Mridangam is a South Indian version of the pakhawaj. It bears a strong superficial resemblance to pakhawaj but there are major differences in construction and technique. The tone of the instrument is quite different. This is due to differences in construction.
The construction of the mridangam is interesting. It has heavy annular membrane around the right side, and a number of pieces of straw which are placed radially between the annular membrane and the main membrane. The right side has a permanent application, known as soru or karanai. The left side uses a mixture of flour and water to provide a proper tone. This application must be removed after each performance. The lacing and heads are all placed upon a barrel shaped wooden shell. The wood is usually of jackwood.
The instrument is usually tuned with a small wooden block and a heavy stone. The block is placed against the rawhide weaving and struck with the stone. The manner of striking may either raise or lower the pitch. It is generally tuned to the tonic of the piece being performed.

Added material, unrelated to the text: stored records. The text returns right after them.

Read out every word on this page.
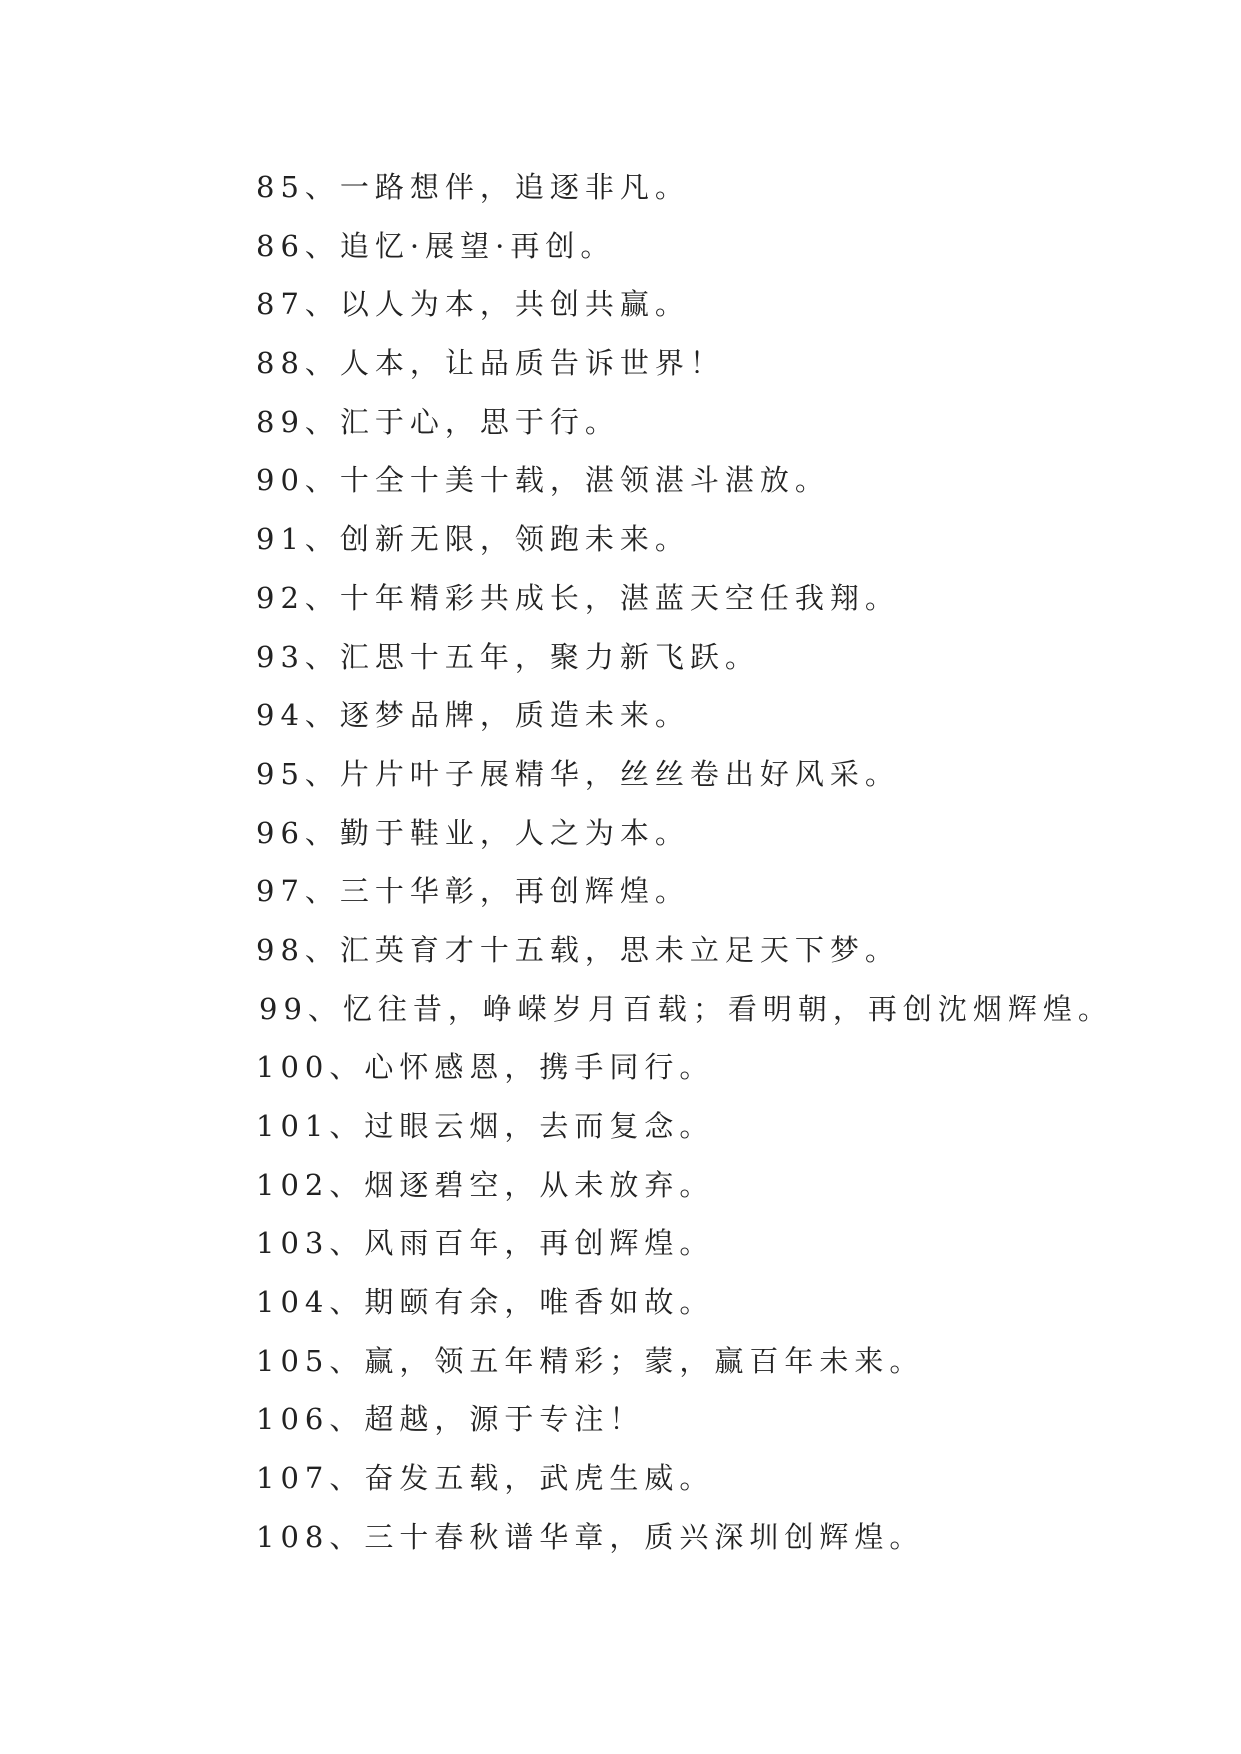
85、一路想伴，追逐非凡。
86、追忆·展望·再创。
87、以人为本，共创共赢。
88、人本，让品质告诉世界！
89、汇于心，思于行。
90、十全十美十载，湛领湛斗湛放。
91、创新无限，领跑未来。
92、十年精彩共成长，湛蓝天空任我翔。
93、汇思十五年，聚力新飞跃。
94、逐梦品牌，质造未来。
95、片片叶子展精华，丝丝卷出好风采。
96、勤于鞋业，人之为本。
97、三十华彰，再创辉煌。
98、汇英育才十五载，思未立足天下梦。
99、忆往昔，峥嵘岁月百载；看明朝，再创沈烟辉煌。
100、心怀感恩，携手同行。
101、过眼云烟，去而复念。
102、烟逐碧空，从未放弃。
103、风雨百年，再创辉煌。
104、期颐有余，唯香如故。
105、赢，领五年精彩；蒙，赢百年未来。
106、超越，源于专注！
107、奋发五载，武虎生威。
108、三十春秋谱华章，质兴深圳创辉煌。
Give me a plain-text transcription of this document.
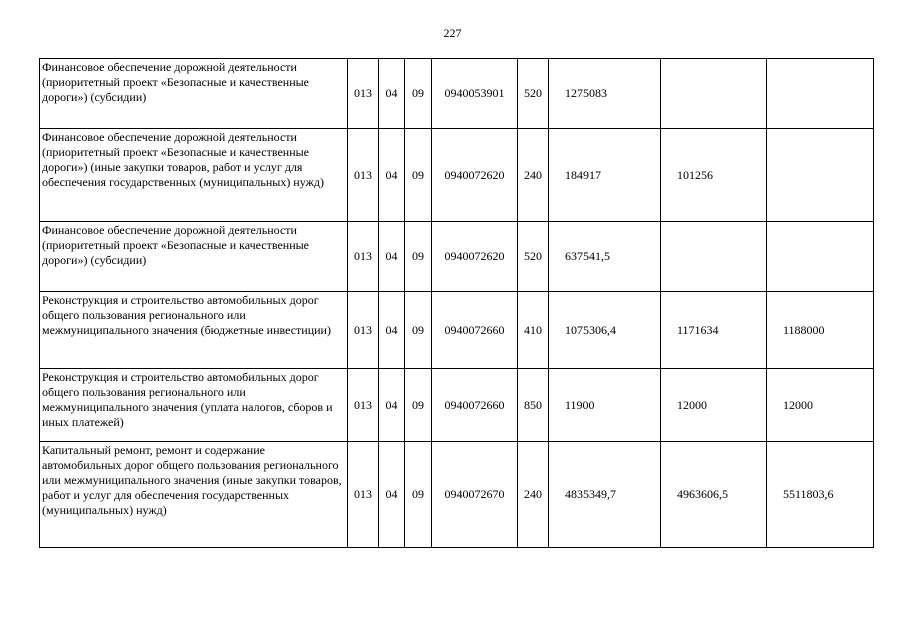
227
Финансовое обеспечение дорожной деятельности (приоритетный проект «Безопасные и качественные дороги») (субсидии)	013	04	09	0940053901	520	1275083		
Финансовое обеспечение дорожной деятельности (приоритетный проект «Безопасные и качественные дороги») (иные закупки товаров, работ и услуг для обеспечения государственных (муниципальных) нужд)	013	04	09	0940072620	240	184917	101256	
Финансовое обеспечение дорожной деятельности (приоритетный проект «Безопасные и качественные дороги») (субсидии)	013	04	09	0940072620	520	637541,5		
Реконструкция и строительство автомобильных дорог общего пользования регионального или межмуниципального значения (бюджетные инвестиции)	013	04	09	0940072660	410	1075306,4	1171634	1188000
Реконструкция и строительство автомобильных дорог общего пользования регионального или межмуниципального значения (уплата налогов, сборов и иных платежей)	013	04	09	0940072660	850	11900	12000	12000
Капитальный ремонт, ремонт и содержание автомобильных дорог общего пользования регионального или межмуниципального значения (иные закупки товаров, работ и услуг для обеспечения государственных (муниципальных) нужд)	013	04	09	0940072670	240	4835349,7	4963606,5	5511803,6
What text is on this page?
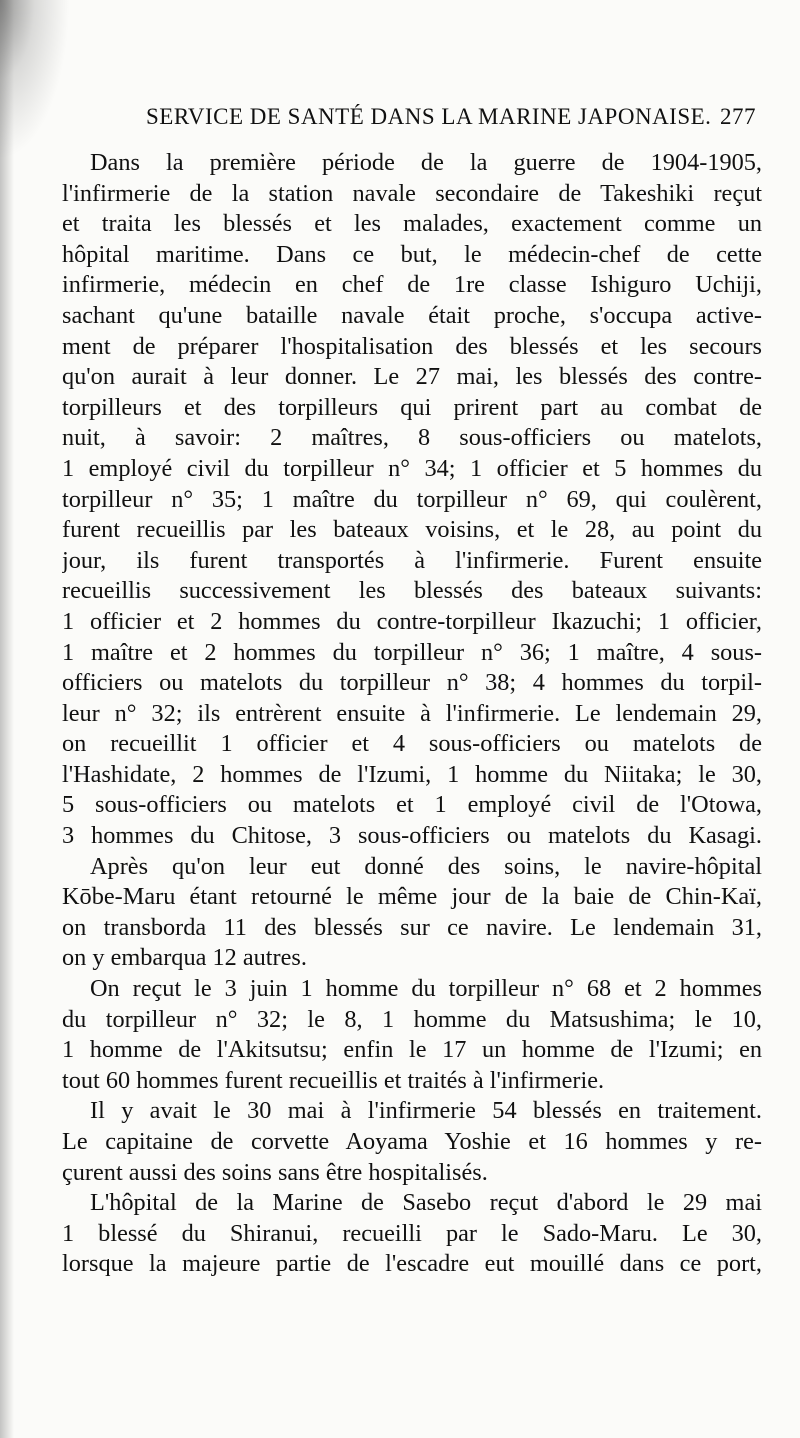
SERVICE DE SANTÉ DANS LA MARINE JAPONAISE. 277
Dans la première période de la guerre de 1904-1905,
l'infirmerie de la station navale secondaire de Takeshiki reçut
et traita les blessés et les malades, exactement comme un
hôpital maritime. Dans ce but, le médecin-chef de cette
infirmerie, médecin en chef de 1re classe Ishiguro Uchiji,
sachant qu'une bataille navale était proche, s'occupa active-
ment de préparer l'hospitalisation des blessés et les secours
qu'on aurait à leur donner. Le 27 mai, les blessés des contre-
torpilleurs et des torpilleurs qui prirent part au combat de
nuit, à savoir: 2 maîtres, 8 sous-officiers ou matelots,
1 employé civil du torpilleur n° 34; 1 officier et 5 hommes du
torpilleur n° 35; 1 maître du torpilleur n° 69, qui coulèrent,
furent recueillis par les bateaux voisins, et le 28, au point du
jour, ils furent transportés à l'infirmerie. Furent ensuite
recueillis successivement les blessés des bateaux suivants:
1 officier et 2 hommes du contre-torpilleur Ikazuchi; 1 officier,
1 maître et 2 hommes du torpilleur n° 36; 1 maître, 4 sous-
officiers ou matelots du torpilleur n° 38; 4 hommes du torpil-
leur n° 32; ils entrèrent ensuite à l'infirmerie. Le lendemain 29,
on recueillit 1 officier et 4 sous-officiers ou matelots de
l'Hashidate, 2 hommes de l'Izumi, 1 homme du Niitaka; le 30,
5 sous-officiers ou matelots et 1 employé civil de l'Otowa,
3 hommes du Chitose, 3 sous-officiers ou matelots du Kasagi.
Après qu'on leur eut donné des soins, le navire-hôpital
Kōbe-Maru étant retourné le même jour de la baie de Chin-Kaï,
on transborda 11 des blessés sur ce navire. Le lendemain 31,
on y embarqua 12 autres.
On reçut le 3 juin 1 homme du torpilleur n° 68 et 2 hommes
du torpilleur n° 32; le 8, 1 homme du Matsushima; le 10,
1 homme de l'Akitsutsu; enfin le 17 un homme de l'Izumi; en
tout 60 hommes furent recueillis et traités à l'infirmerie.
Il y avait le 30 mai à l'infirmerie 54 blessés en traitement.
Le capitaine de corvette Aoyama Yoshie et 16 hommes y re-
çurent aussi des soins sans être hospitalisés.
L'hôpital de la Marine de Sasebo reçut d'abord le 29 mai
1 blessé du Shiranui, recueilli par le Sado-Maru. Le 30,
lorsque la majeure partie de l'escadre eut mouillé dans ce port,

The sitting and playing technique is shown below. One sits cross legged with the left foot below and the right foot over and slightly extended. The mridangam rests upon the right foot and ankle. Since the instrument is very heavy it is also cushioned by some rolled up cloth placed at the right foot. The right hand plays the smaller head, while the left hand plays the head with the temporary application of flour.
The mridangam is an indispensable component of the south Indian classical performance. In these performances, the artist plays very intricate patterns to accompany south Indian vocalists, vina, violin, or gottuvadyam players. It is a very demanding art and requires many years to master.